Riyakarlığın ikinci perdesi ise, Filistin için açıldı. Yıllardır Filistin halkının davasını, acılarını istismar eden AKP şefi, bu fırsatı yine kaçırmadı. ABD’ye her gittiğinde Yahudi/Siyonist lobilerin huzuruna çıkan T. Erdoğan, bu geleneği sürdürdü.  Hem de görüşmeleri gizli yaparak...

Yahudi lobileriyle gizli görüşen T. Erdoğan’ın siyonistlere neler vaat ettiği bilinmiyor. Geçmişte Siyonist lobilerden “Yahudi Cesaret Ödülü” almaya muvaffak olduğu dikkate alındığında, AKP şefinin gizli görüşmelere bel bağladığını söylemek mümkündür. Nitekim Amerika ile ilişkilerin geliştirilmesi konusunda umutlu olduğunu ilan etmesi, siyonist lobilerle yapılan görüşmelerin ardından gerçekleşti.

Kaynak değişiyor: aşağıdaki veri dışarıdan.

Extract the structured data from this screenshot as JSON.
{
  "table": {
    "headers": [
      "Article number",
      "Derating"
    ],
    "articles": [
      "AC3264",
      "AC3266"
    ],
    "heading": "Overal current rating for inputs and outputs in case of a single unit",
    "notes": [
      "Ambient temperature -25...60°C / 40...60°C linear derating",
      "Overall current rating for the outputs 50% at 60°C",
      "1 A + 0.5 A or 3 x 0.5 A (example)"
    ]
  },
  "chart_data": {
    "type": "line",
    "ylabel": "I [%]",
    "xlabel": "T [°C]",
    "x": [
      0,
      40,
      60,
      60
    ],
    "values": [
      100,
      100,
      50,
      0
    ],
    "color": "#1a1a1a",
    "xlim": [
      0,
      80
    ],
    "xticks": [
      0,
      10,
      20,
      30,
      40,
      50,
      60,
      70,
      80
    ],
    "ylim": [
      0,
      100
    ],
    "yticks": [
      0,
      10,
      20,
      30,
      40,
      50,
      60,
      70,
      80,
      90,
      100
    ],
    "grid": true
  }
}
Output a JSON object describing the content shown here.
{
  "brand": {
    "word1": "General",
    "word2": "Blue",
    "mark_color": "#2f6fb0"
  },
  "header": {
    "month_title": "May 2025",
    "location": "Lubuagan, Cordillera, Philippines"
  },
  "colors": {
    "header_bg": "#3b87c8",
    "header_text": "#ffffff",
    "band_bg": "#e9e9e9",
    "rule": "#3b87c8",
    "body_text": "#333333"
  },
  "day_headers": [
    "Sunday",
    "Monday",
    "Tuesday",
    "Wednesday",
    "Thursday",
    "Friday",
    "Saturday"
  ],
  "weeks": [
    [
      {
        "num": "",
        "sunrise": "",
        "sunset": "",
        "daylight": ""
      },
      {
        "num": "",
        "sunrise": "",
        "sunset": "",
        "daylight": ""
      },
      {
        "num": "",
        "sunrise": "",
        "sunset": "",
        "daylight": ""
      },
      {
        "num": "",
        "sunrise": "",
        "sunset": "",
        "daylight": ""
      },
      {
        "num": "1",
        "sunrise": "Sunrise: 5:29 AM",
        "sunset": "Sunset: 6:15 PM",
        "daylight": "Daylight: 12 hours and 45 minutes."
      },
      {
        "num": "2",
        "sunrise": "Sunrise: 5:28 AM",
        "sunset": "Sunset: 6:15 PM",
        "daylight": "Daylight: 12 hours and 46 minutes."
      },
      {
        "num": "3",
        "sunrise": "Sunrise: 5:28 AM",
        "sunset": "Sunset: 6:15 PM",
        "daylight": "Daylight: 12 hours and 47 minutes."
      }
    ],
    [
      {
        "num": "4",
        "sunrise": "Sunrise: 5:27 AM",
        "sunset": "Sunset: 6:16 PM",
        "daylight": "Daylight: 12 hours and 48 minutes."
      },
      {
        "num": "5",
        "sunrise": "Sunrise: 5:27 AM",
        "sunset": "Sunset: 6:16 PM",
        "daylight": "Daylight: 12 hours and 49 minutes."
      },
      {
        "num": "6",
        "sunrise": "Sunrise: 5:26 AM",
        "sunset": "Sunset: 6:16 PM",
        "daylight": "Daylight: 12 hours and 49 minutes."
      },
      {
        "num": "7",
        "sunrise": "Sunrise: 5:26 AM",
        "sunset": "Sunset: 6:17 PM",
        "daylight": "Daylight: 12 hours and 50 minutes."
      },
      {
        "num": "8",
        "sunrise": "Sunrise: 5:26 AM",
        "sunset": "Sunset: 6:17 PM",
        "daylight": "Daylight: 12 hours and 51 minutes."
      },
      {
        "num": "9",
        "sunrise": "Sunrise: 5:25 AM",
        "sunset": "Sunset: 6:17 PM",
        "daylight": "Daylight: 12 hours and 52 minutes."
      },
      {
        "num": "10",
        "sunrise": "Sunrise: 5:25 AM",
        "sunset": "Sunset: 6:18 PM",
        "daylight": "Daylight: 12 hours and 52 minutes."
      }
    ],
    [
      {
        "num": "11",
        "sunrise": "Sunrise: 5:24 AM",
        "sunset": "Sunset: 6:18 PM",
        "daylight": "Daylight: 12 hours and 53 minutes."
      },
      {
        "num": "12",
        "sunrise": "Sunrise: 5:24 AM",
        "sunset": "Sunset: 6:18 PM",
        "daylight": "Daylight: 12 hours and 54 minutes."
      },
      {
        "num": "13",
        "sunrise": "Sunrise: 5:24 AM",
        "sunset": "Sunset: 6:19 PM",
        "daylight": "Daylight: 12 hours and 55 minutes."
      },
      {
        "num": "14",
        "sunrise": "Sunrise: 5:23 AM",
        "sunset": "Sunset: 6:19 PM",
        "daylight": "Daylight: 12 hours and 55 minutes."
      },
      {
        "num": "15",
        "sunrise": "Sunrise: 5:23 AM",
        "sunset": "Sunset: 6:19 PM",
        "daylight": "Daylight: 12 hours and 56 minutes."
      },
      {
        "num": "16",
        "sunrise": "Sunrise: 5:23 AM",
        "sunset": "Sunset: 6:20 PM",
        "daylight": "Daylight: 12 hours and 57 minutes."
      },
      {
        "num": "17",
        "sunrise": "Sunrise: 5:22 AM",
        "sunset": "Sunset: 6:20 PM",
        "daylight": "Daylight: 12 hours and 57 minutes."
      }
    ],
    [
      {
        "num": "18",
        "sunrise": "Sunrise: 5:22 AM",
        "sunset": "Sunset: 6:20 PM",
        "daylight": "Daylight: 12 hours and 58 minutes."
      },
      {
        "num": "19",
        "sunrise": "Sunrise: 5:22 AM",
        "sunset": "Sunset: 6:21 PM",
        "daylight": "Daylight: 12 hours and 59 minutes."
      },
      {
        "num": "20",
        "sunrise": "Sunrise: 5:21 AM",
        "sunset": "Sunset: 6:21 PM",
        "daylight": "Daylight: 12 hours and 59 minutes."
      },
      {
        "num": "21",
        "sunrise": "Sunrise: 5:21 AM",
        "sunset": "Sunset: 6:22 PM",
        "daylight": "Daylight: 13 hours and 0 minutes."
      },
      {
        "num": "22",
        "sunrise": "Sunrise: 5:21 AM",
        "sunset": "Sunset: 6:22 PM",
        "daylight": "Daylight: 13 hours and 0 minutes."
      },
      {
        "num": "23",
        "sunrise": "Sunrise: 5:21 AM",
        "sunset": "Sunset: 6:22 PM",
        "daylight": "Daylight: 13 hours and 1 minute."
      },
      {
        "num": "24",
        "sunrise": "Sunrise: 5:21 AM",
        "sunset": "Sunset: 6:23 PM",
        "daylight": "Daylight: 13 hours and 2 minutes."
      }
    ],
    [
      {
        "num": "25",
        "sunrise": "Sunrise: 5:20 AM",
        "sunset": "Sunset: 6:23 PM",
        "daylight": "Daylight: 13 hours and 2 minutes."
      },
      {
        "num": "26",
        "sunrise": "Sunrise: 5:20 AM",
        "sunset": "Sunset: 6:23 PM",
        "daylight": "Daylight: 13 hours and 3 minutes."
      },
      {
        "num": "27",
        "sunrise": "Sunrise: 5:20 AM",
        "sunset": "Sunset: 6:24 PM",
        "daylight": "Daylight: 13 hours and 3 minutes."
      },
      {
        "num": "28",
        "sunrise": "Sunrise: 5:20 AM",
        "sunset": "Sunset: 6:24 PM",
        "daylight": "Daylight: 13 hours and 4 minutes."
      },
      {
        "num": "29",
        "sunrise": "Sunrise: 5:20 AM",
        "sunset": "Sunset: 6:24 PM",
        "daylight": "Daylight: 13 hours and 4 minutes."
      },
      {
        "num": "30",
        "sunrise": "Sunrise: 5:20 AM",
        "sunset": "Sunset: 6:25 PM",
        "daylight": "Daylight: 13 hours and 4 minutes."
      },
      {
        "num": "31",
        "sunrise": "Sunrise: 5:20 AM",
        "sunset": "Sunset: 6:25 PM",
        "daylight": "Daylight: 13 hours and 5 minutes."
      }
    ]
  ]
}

ABD emperyalizmine bağımlı olanların, siyonist lobilerle iyi ilişkiler kurmak zorunda oldukları biliniyor. AKP ise, bizzat bu güçler tarafından bir proje partisi olarak kurdurulmuştur. Böyle bir partinin şefinin diğerlerinden de çok siyonist lobilere angaje olması kaçınılmazdır.

Bu tabloda en itici olan, siyonist lobilerle basına kapalı yapılan görüşmenin ardından, AKP şefinin Filistin Yönetimi lideri Mahmud Abbas’la görüşmesidir. Siyonistlerle pazarlık yaparken bile, Filistin davasını istismar etmeye devam T. Erdoğan, Filistin halkının cellatlarına bağımlı olduğunu gözler önüne sermekten de geri durmadı.